Paul smelled opium . . . real good opium. He was already contact high and passive-smoke high, and maybe high on something he’d ingested in the food or those damn drinks he’d been given a million years ago. But he really loved opium, and it was one hard drug to come by these days. It took him back to quiet times in the Cambodian jungle, those magical times when they were more-or-less safe, and they could sweetly indulge.

They weren’t outside, of course, not really. They were under a deep country “sky,” and this was the middle of Manhattan. Leo took his hand, led him around the edge of the garden.

“Hey, wait, I could do some pipe.”

“Um, if you stay in here, it’s a thousand dollars an hour.”

You could probably drop ten grand on this place in a single goddamn night. “Let’s see the rest of it.”

“This next room is rather unusual. But please remember, our credo is no limits and no restrictions.”

“Sounds like fun.” Paul followed her through another veil and into a completely mirrored foyer. There was a tunnel entrance. He hesitated. “Where does that go?”

“Just downstairs. And it only looks like a tunnel. There’s a stairway when you get past the veil.”

It was not easy to walk into what looked exactly like one of the Paris tunnels, but he followed her. He found himself in a stairway, dimly lit with recessed bulbs, its walls and ceiling black. The rubber treads on the steps gave it an institutional feel. He thought that it must be like this in certain prisons.

There was a thick iron door here. “What is this place?”

“We call it Foggy Bottom,” she said with a laugh. “It’s full of politicians.” She drew the door open.
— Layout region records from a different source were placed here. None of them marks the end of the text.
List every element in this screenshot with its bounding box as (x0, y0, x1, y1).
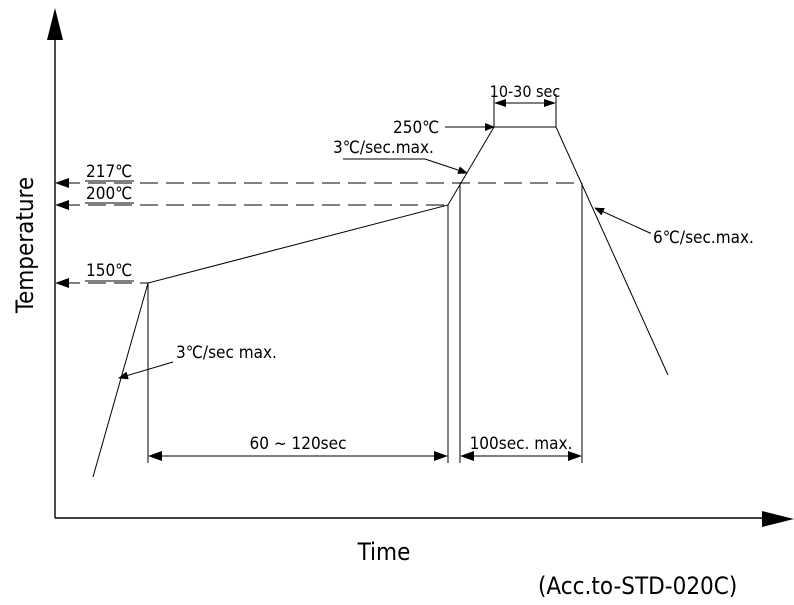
reference-line-217 (55, 178, 582, 188)
reference-line-200 (55, 200, 448, 210)
y-axis-arrowhead (47, 8, 63, 40)
standard-note: (Acc.to-STD-020C) (538, 572, 737, 600)
peak-time-label: 10-30 sec (490, 82, 561, 101)
preheat-time-dimension (148, 451, 448, 461)
temperature-profile-curve (92, 126, 669, 478)
x-axis-arrowhead (762, 511, 794, 527)
preheat-time-label: 60 ~ 120sec (250, 434, 347, 454)
x-axis-label: Time (357, 538, 411, 566)
y-axis (47, 8, 63, 518)
peak-time-dimension (494, 99, 556, 107)
ramp-up-rate-label: 3℃/sec max. (176, 343, 277, 363)
ramp-peak-rate-arrow (424, 158, 468, 174)
cooling-rate-arrow (594, 207, 651, 234)
ramp-up-rate-arrow (118, 361, 174, 380)
temp-label-200: 200℃ (86, 184, 132, 204)
liquidus-time-label: 100sec. max. (470, 434, 573, 454)
temp-label-250: 250℃ (393, 118, 439, 138)
liquidus-time-dimension (460, 451, 582, 461)
reference-line-150 (55, 278, 148, 288)
cooling-rate-label: 6℃/sec.max. (653, 228, 754, 248)
x-axis (55, 511, 794, 527)
temp-label-150: 150℃ (86, 261, 132, 281)
ramp-peak-rate-label: 3℃/sec.max. (333, 138, 434, 158)
temp-label-217: 217℃ (86, 162, 132, 182)
y-axis-label: Temperature (11, 177, 39, 314)
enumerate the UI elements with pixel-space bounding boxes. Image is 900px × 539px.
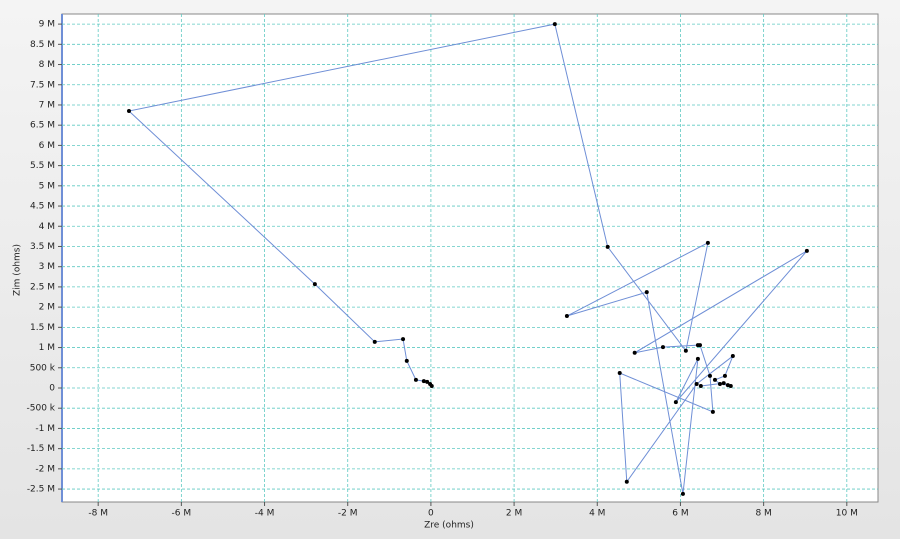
data-point	[705, 240, 710, 245]
data-point	[730, 354, 735, 359]
data-point	[710, 409, 715, 414]
data-point	[683, 348, 688, 353]
data-point	[413, 377, 418, 382]
data-point	[694, 381, 699, 386]
y-tick-label: 7.5 M	[30, 80, 55, 90]
y-tick-label: 500 k	[30, 363, 56, 373]
y-tick-label: 9 M	[39, 20, 55, 30]
y-tick-label: 5 M	[39, 181, 55, 191]
y-tick-label: 2 M	[39, 303, 55, 313]
data-point	[312, 282, 317, 287]
data-point	[605, 244, 610, 249]
data-point	[707, 373, 712, 378]
data-point	[425, 379, 430, 384]
y-tick-label: 6 M	[39, 141, 55, 151]
x-tick-label: -6 M	[172, 509, 192, 519]
data-point	[552, 22, 557, 27]
data-point	[698, 383, 703, 388]
data-point	[401, 337, 406, 342]
data-point	[712, 377, 717, 382]
data-point	[644, 290, 649, 295]
x-axis-label: Zre (ohms)	[424, 521, 474, 531]
y-tick-label: 4.5 M	[30, 202, 55, 212]
x-tick-label: 10 M	[836, 509, 858, 519]
data-point	[404, 358, 409, 363]
plot-area	[61, 13, 879, 503]
data-point	[372, 339, 377, 344]
data-point	[421, 379, 426, 384]
data-point	[717, 381, 722, 386]
data-point	[126, 109, 131, 114]
y-tick-label: -1 M	[35, 424, 55, 434]
x-tick-label: -2 M	[338, 509, 358, 519]
y-axis-label: Zim (ohms)	[13, 244, 23, 296]
y-tick-label: -2 M	[35, 464, 55, 474]
y-tick-label: 1 M	[39, 343, 55, 353]
y-tick-label: -500 k	[27, 404, 56, 414]
y-tick-label: 6.5 M	[30, 121, 55, 131]
data-point	[697, 343, 702, 348]
x-tick-label: -4 M	[255, 509, 275, 519]
y-tick-label: 2.5 M	[30, 282, 55, 292]
data-point	[428, 381, 433, 386]
data-point	[624, 479, 629, 484]
y-tick-label: 5.5 M	[30, 161, 55, 171]
y-tick-label: -2.5 M	[27, 485, 55, 495]
data-point	[564, 314, 569, 319]
data-point	[695, 356, 700, 361]
x-tick-label: 8 M	[755, 509, 771, 519]
y-tick-label: 4 M	[39, 222, 55, 232]
x-tick-label: 6 M	[672, 509, 688, 519]
data-point	[617, 371, 622, 376]
data-point	[673, 400, 678, 405]
data-point	[722, 373, 727, 378]
y-tick-label: 3.5 M	[30, 242, 55, 252]
grid: -8 M -6 M -4 M -2 M 0 2 M 4 M 6 M 8 M 10 M -2.5 M -…	[27, 14, 878, 519]
y-tick-label: 7 M	[39, 100, 55, 110]
data-point	[632, 350, 637, 355]
y-tick-label: 0	[49, 383, 55, 393]
y-tick-label: 3 M	[39, 262, 55, 272]
data-point	[728, 383, 733, 388]
y-tick-label: 1.5 M	[30, 323, 55, 333]
data-point	[721, 381, 726, 386]
y-tick-label: 8.5 M	[30, 40, 55, 50]
y-tick-label: 8 M	[39, 60, 55, 70]
x-tick-label: 2 M	[506, 509, 522, 519]
data-point	[804, 248, 809, 253]
x-tick-label: 4 M	[589, 509, 605, 519]
data-point	[660, 345, 665, 350]
x-tick-label: -8 M	[88, 509, 108, 519]
x-tick-label: 0	[428, 509, 434, 519]
y-tick-label: -1.5 M	[27, 444, 55, 454]
marks	[126, 22, 809, 496]
data-point	[680, 491, 685, 496]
The first thing he saw was a red butt. Leonore went in, giving it a spank as she passed. “Thank you,” a male voice said.

Paul followed her. “Should I? A guy?”

“He doesn’t care.”

Paul gave him a whack, and not a light one.

“Thank you, sir!”

Paul looked down, trying to see the face of the guy who was trussed up there.

“No, honey, we don’t pry. Not in here.”

But he had seen, and he knew the face. “Um, are these people all from Washington?”

“Washington, the Kremlin, Downing Street, the Vatican. You name it.”

Not all the whipees were men. There was a woman hanging naked from the ceiling, with what looked like heavy chains hooked to her nipples. “Ouch!” Paul said to Leonore, who kept walking. Another woman was encased in spectacular bondage, tied up like some kind of a ball, with what looked like a pair of underpants stuffed in her mouth.